Haitong Securities Co. climbed 1 percent in Hong Kong, pacing gains among Chinese brokerages, after British officials said they will study the feasibility of setting up a London-Shanghai stock trading link. Li & Fung Ltd., the world’s largest supplier of clothes and toys to retailers, jumped 10 percent after Bank of America Corp. raised its rating on the stock to buy. Sembcorp Industries Ltd. climbed 2.5 percent in Singapore after the utility company agreed to sell its stake in a waste management joint venture in Australia to its partner.
The MSCI Asia Pacific Excluding Japan Index fell 0.1 percent to 497.08 as of 4:22 p.m. in Hong Kong, with about four shares rising for each that fell. Japanese markets are closed for a holiday, while China’s benchmark Shanghai Composite Index gained for a third day. U.S. stocks also rose after Fed Bank of Atlanta chief Dennis Lockhart joined other Fed presidents in saying he remains confident policy will be tightened this year as concern over turmoil in global markets touted by Chair Janet Yellen last week should prove temporary.
“Some investors are heartened by optimism over Xi’s visit to the U.S.,” said Castor Pang, head of research at Core-Pacific Yamaichi Hong Kong. “The market is in a cautious mode, keeping a close watch on the progress of talks between the two countries.”
China and the U.S. are expected to reach agreements on trade, energy, climate, finance, aviation, defense and infrastructure construction during Xi’s Sept. 22-25 visit, Foreign Minister Wang Yi said last week. Deals announced before the trip include the first Chinese-made bullet-train project in the U.S.
China’s Shanghai Composite Index climbed 0.9 percent. The Hang Seng China Enterprises Index of mainland stocks traded in Hong Kong lost 0.7 percent, while the city’s benchmark Hang Seng Index rose 0.2 percent.

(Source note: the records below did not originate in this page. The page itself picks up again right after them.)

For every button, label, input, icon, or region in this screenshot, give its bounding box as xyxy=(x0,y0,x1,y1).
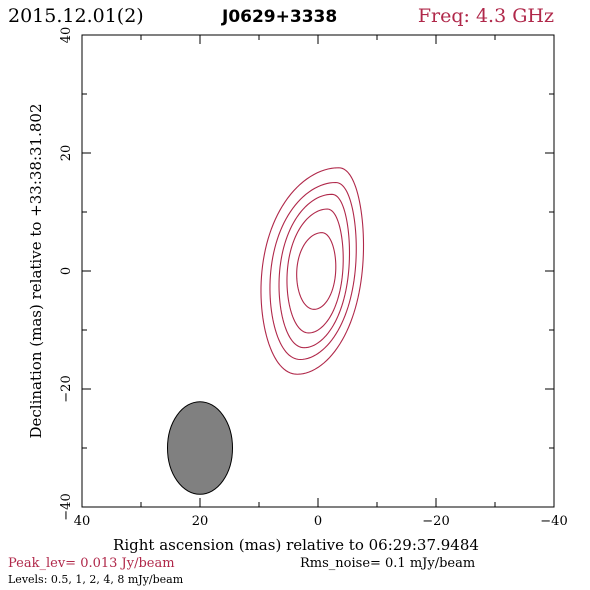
x-tick-label: −20 xyxy=(422,514,449,529)
y-tick-label: 40 xyxy=(59,27,74,44)
contour-layer xyxy=(260,167,365,375)
y-tick-label: 20 xyxy=(59,145,74,162)
beam-layer xyxy=(166,401,234,495)
contour-level-2 xyxy=(278,193,351,349)
contour-level-0.5 xyxy=(260,167,365,375)
ticks-layer xyxy=(81,34,555,508)
footer-levels: Levels: 0.5, 1, 2, 4, 8 mJy/beam xyxy=(8,573,184,586)
y-tick-label: −40 xyxy=(59,493,74,520)
ticklabel-layer: 40 20 0 −20 −40 −40 −20 0 20 40 xyxy=(59,27,568,529)
header-date: 2015.12.01(2) xyxy=(8,5,144,27)
footer-peak: Peak_lev= 0.013 Jy/beam xyxy=(8,556,175,571)
y-tick-label: −20 xyxy=(59,375,74,402)
x-tick-label: −40 xyxy=(540,514,567,529)
contour-level-1 xyxy=(269,181,357,361)
contour-level-4 xyxy=(286,208,344,334)
plot-frame xyxy=(81,34,555,508)
x-tick-label: 40 xyxy=(74,514,91,529)
header-freq: Freq: 4.3 GHz xyxy=(418,5,554,27)
x-axis-label: Right ascension (mas) relative to 06:29:… xyxy=(113,536,479,554)
header-source: J0629+3338 xyxy=(221,7,337,27)
y-tick-label: 0 xyxy=(59,267,74,275)
beam-ellipse xyxy=(166,401,234,495)
footer-rms: Rms_noise= 0.1 mJy/beam xyxy=(300,556,475,571)
y-axis-label: Declination (mas) relative to +33:38:31.… xyxy=(27,103,45,438)
x-tick-label: 20 xyxy=(192,514,209,529)
contour-level-8 xyxy=(296,232,337,310)
x-tick-label: 0 xyxy=(314,514,322,529)
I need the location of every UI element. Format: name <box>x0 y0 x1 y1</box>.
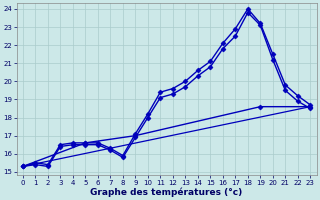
X-axis label: Graphe des températures (°c): Graphe des températures (°c) <box>91 187 243 197</box>
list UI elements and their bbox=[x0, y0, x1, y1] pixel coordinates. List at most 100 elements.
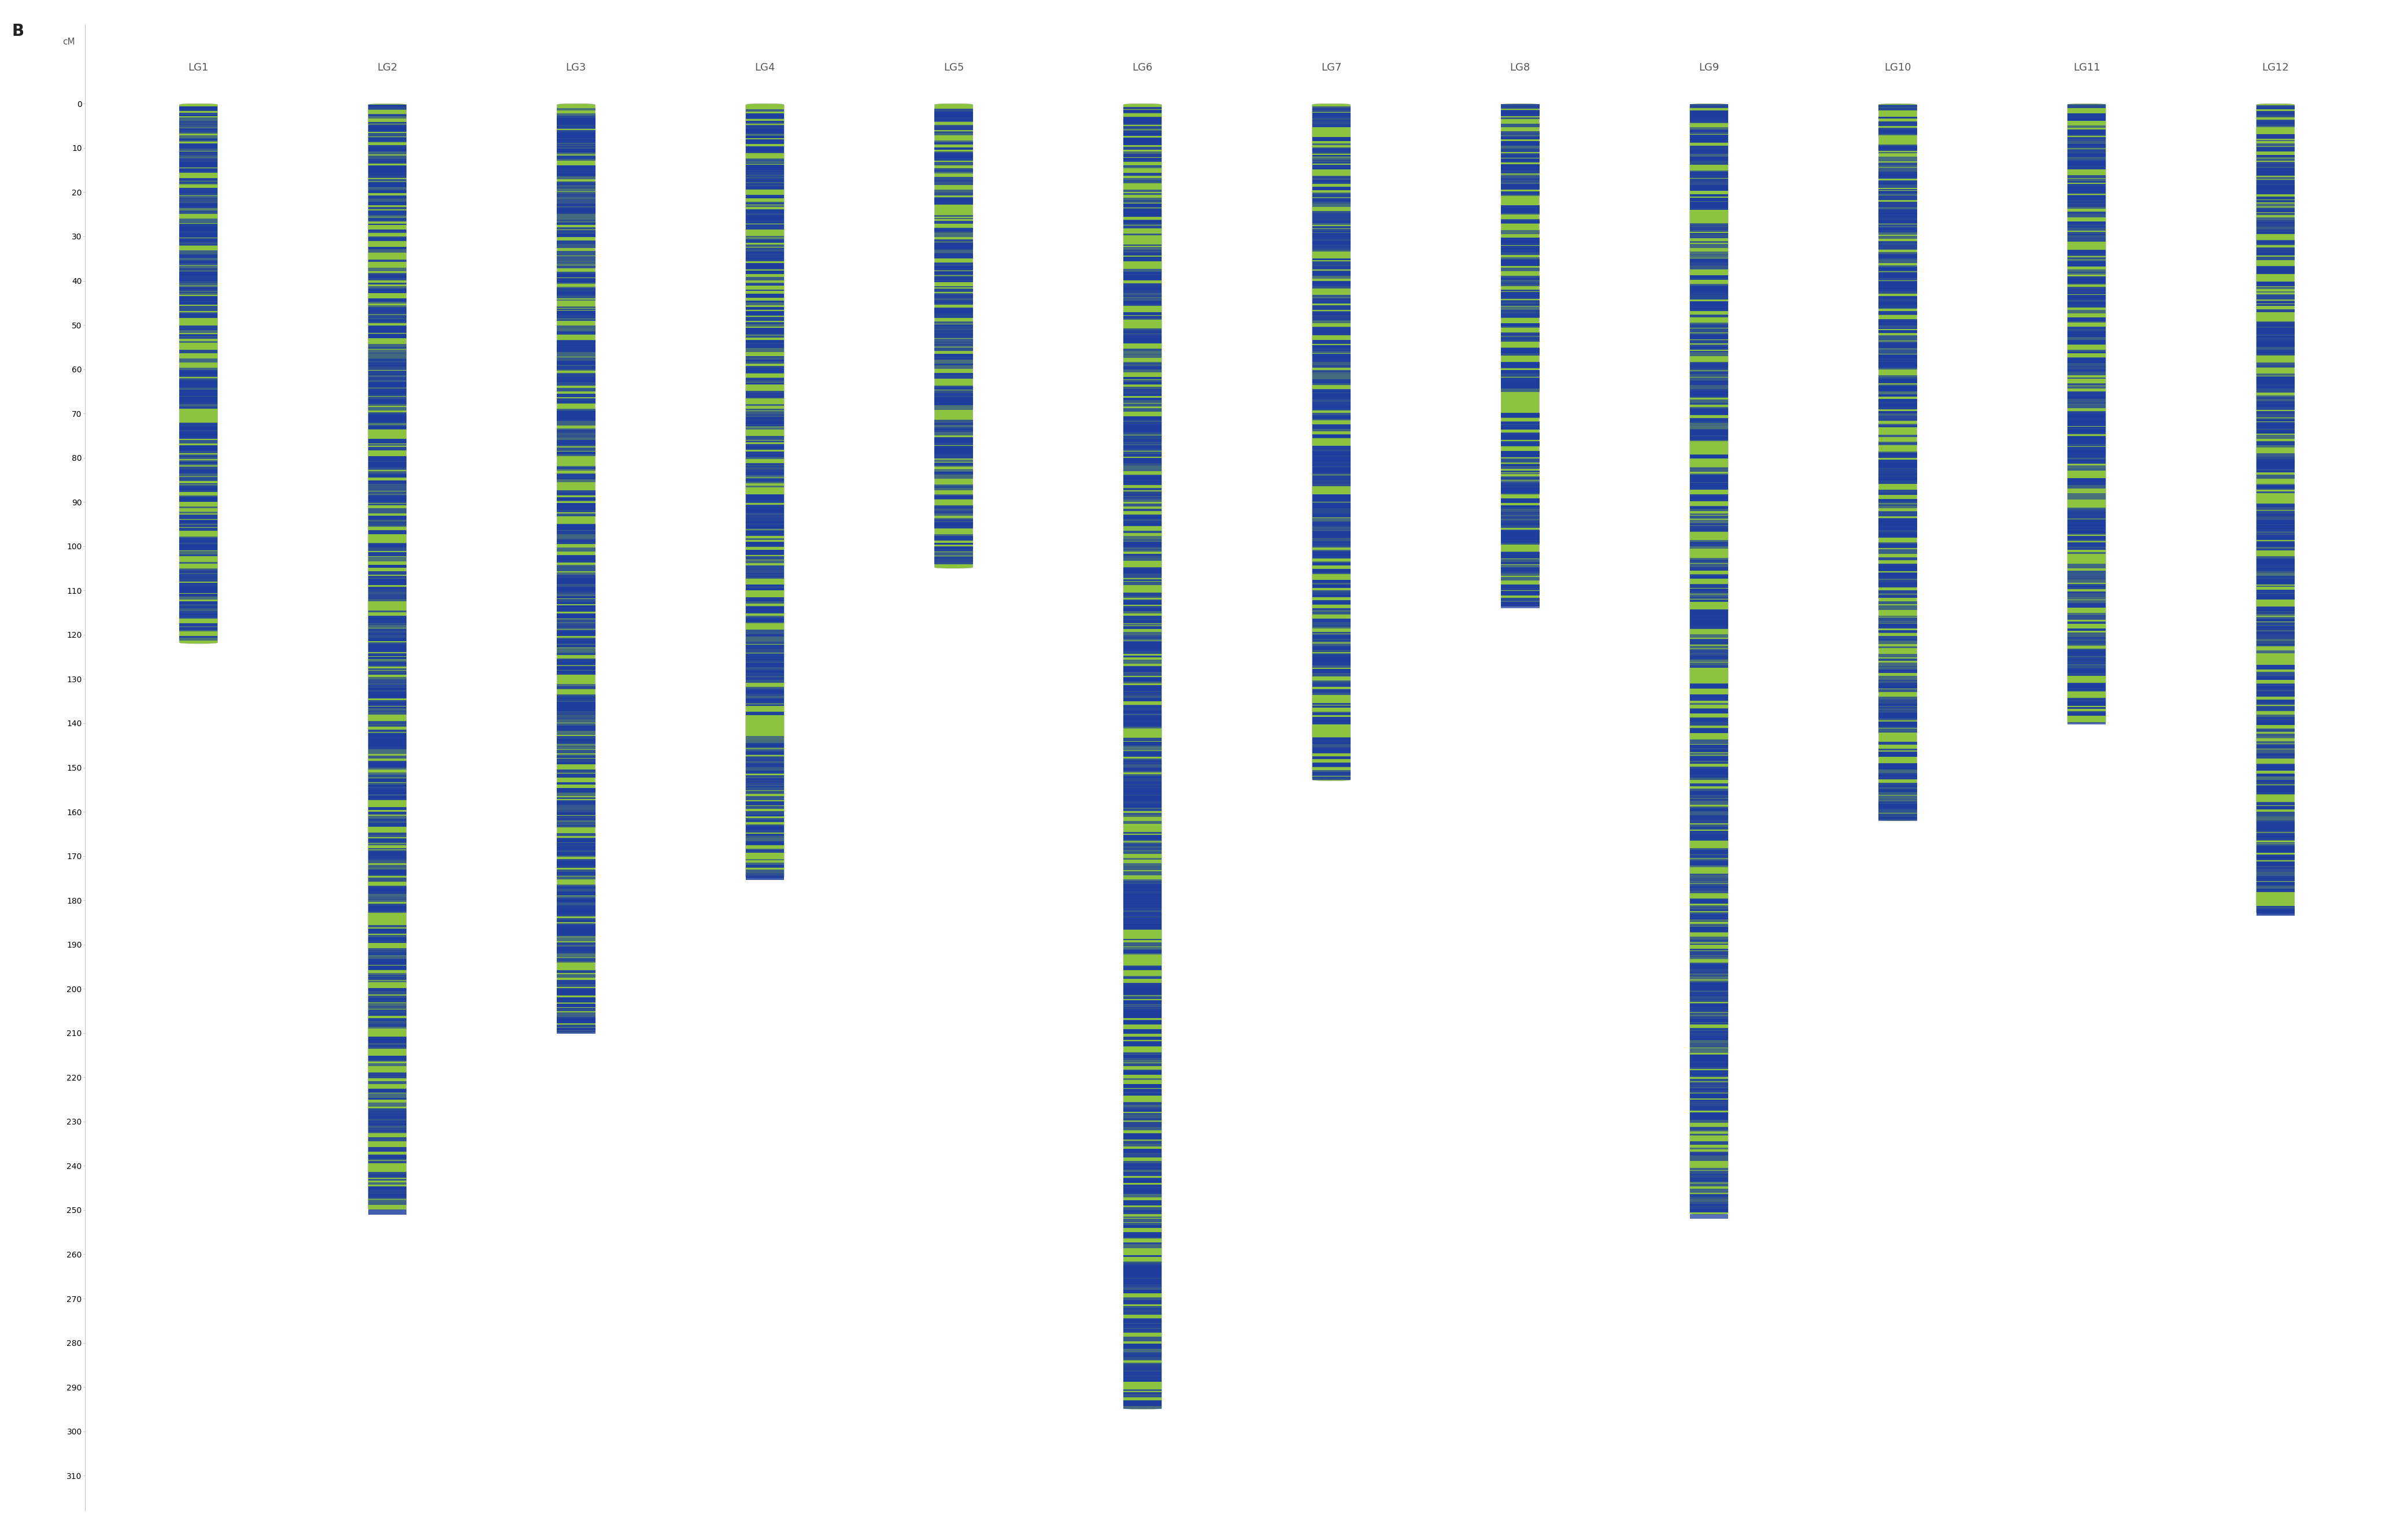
Bar bbox=[368, 493, 407, 497]
Bar bbox=[1125, 1134, 1161, 1139]
Bar bbox=[368, 330, 407, 333]
Bar bbox=[1690, 1128, 1729, 1131]
Bar bbox=[1312, 272, 1351, 275]
Bar bbox=[368, 695, 407, 698]
Bar bbox=[934, 243, 973, 247]
Bar bbox=[934, 522, 973, 525]
Bar bbox=[1312, 660, 1351, 663]
Bar bbox=[746, 258, 785, 261]
Bar bbox=[556, 203, 595, 206]
Bar bbox=[934, 342, 973, 344]
Bar bbox=[1125, 1094, 1161, 1096]
FancyBboxPatch shape bbox=[178, 104, 217, 643]
Bar bbox=[1500, 241, 1539, 246]
Bar bbox=[2256, 166, 2295, 169]
Bar bbox=[368, 371, 407, 378]
Bar bbox=[1878, 646, 1917, 648]
Bar bbox=[1878, 358, 1917, 361]
Bar bbox=[1690, 685, 1729, 688]
Bar bbox=[2256, 330, 2295, 335]
Bar bbox=[1690, 1210, 1729, 1213]
Bar bbox=[1125, 1013, 1161, 1018]
Bar bbox=[2256, 186, 2295, 189]
Bar bbox=[556, 399, 595, 404]
Bar bbox=[556, 810, 595, 815]
Bar bbox=[746, 744, 785, 748]
Bar bbox=[1500, 112, 1539, 115]
Bar bbox=[1312, 434, 1351, 437]
Bar bbox=[2256, 543, 2295, 546]
Bar bbox=[1878, 543, 1917, 548]
Bar bbox=[746, 115, 785, 117]
Bar bbox=[368, 1024, 407, 1027]
Bar bbox=[746, 186, 785, 190]
Bar bbox=[746, 864, 785, 867]
Bar bbox=[746, 296, 785, 298]
Bar bbox=[368, 170, 407, 175]
Bar bbox=[556, 350, 595, 352]
Bar bbox=[1312, 763, 1351, 768]
Bar bbox=[1878, 276, 1917, 281]
Bar bbox=[746, 203, 785, 204]
Bar bbox=[556, 507, 595, 510]
Bar bbox=[1312, 394, 1351, 396]
Bar bbox=[2256, 674, 2295, 678]
Bar bbox=[556, 121, 595, 124]
Bar bbox=[368, 1176, 407, 1177]
Bar bbox=[178, 612, 217, 617]
Bar bbox=[2256, 883, 2295, 884]
Bar bbox=[1500, 149, 1539, 150]
Bar bbox=[1125, 1329, 1161, 1332]
Bar bbox=[178, 201, 217, 207]
Bar bbox=[1878, 146, 1917, 150]
Bar bbox=[368, 462, 407, 467]
Bar bbox=[178, 447, 217, 451]
Bar bbox=[556, 599, 595, 602]
Bar bbox=[556, 631, 595, 634]
Bar bbox=[1125, 1273, 1161, 1277]
Bar bbox=[1690, 178, 1729, 183]
Bar bbox=[1500, 184, 1539, 186]
Bar bbox=[368, 887, 407, 892]
Bar bbox=[746, 425, 785, 427]
Bar bbox=[2256, 309, 2295, 312]
Bar bbox=[556, 233, 595, 236]
Bar bbox=[934, 424, 973, 425]
Bar bbox=[2068, 276, 2105, 281]
Bar bbox=[1690, 858, 1729, 863]
Bar bbox=[1500, 261, 1539, 266]
Bar bbox=[368, 259, 407, 262]
Bar bbox=[1312, 522, 1351, 527]
Bar bbox=[368, 247, 407, 249]
Bar bbox=[368, 978, 407, 979]
Bar bbox=[2256, 491, 2295, 493]
Bar bbox=[556, 605, 595, 608]
Bar bbox=[556, 1028, 595, 1030]
Bar bbox=[1500, 534, 1539, 539]
Bar bbox=[1690, 827, 1729, 829]
Bar bbox=[1500, 378, 1539, 379]
Bar bbox=[1125, 924, 1161, 927]
Bar bbox=[556, 118, 595, 123]
Bar bbox=[1878, 282, 1917, 284]
Bar bbox=[934, 444, 973, 445]
Bar bbox=[1878, 461, 1917, 464]
Bar bbox=[1690, 187, 1729, 190]
Bar bbox=[368, 212, 407, 215]
Bar bbox=[2256, 468, 2295, 471]
Bar bbox=[2068, 232, 2105, 235]
Bar bbox=[746, 786, 785, 791]
Bar bbox=[1690, 557, 1729, 562]
Bar bbox=[746, 333, 785, 335]
Bar bbox=[2256, 163, 2295, 167]
Bar bbox=[1312, 213, 1351, 218]
Bar bbox=[1500, 586, 1539, 591]
Bar bbox=[556, 573, 595, 576]
Bar bbox=[1312, 152, 1351, 154]
Bar bbox=[368, 224, 407, 226]
Bar bbox=[368, 929, 407, 933]
Bar bbox=[1312, 272, 1351, 275]
Bar bbox=[1878, 596, 1917, 599]
Bar bbox=[1125, 301, 1161, 304]
Bar bbox=[1878, 523, 1917, 525]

Australia’s S&P/ASX 200 Index rose 0.7 percent, so did Taiwan’s Taiex index. South Korea’s Kospi index climbed 0.9 percent. New Zealand’s S&P/NZX 50 Index added 0.2 percent. Singapore’s Straits Times Index slid 0.1 percent.
E-mini futures on the Standard & Poor’s 500 Index declined 1.2 percent on Tuesday. The U.S. equity benchmark index rose 0.5 percent on Monday. Fed Chair Janet Yellen slated to speak later this week, potentially providing more clarity as to whether to expect a rate increase this year.
“The Fed’s policy action or inaction is creating quite a bit of confusion in the market,” Bernard Aw, a strategist at IG Asia Pte in Singapore, said by phone. “The Fed is trying to soothe the market but it’s having the opposite effect. There’s a lack of conviction in the markets.”
Odds of a hike at the next meeting in October are at 20 percent, according to fed funds futures, while the probability of an increase at the last meeting of the year, on Dec. 16, is 48.8 percent, down from 58.7 percent a week ago.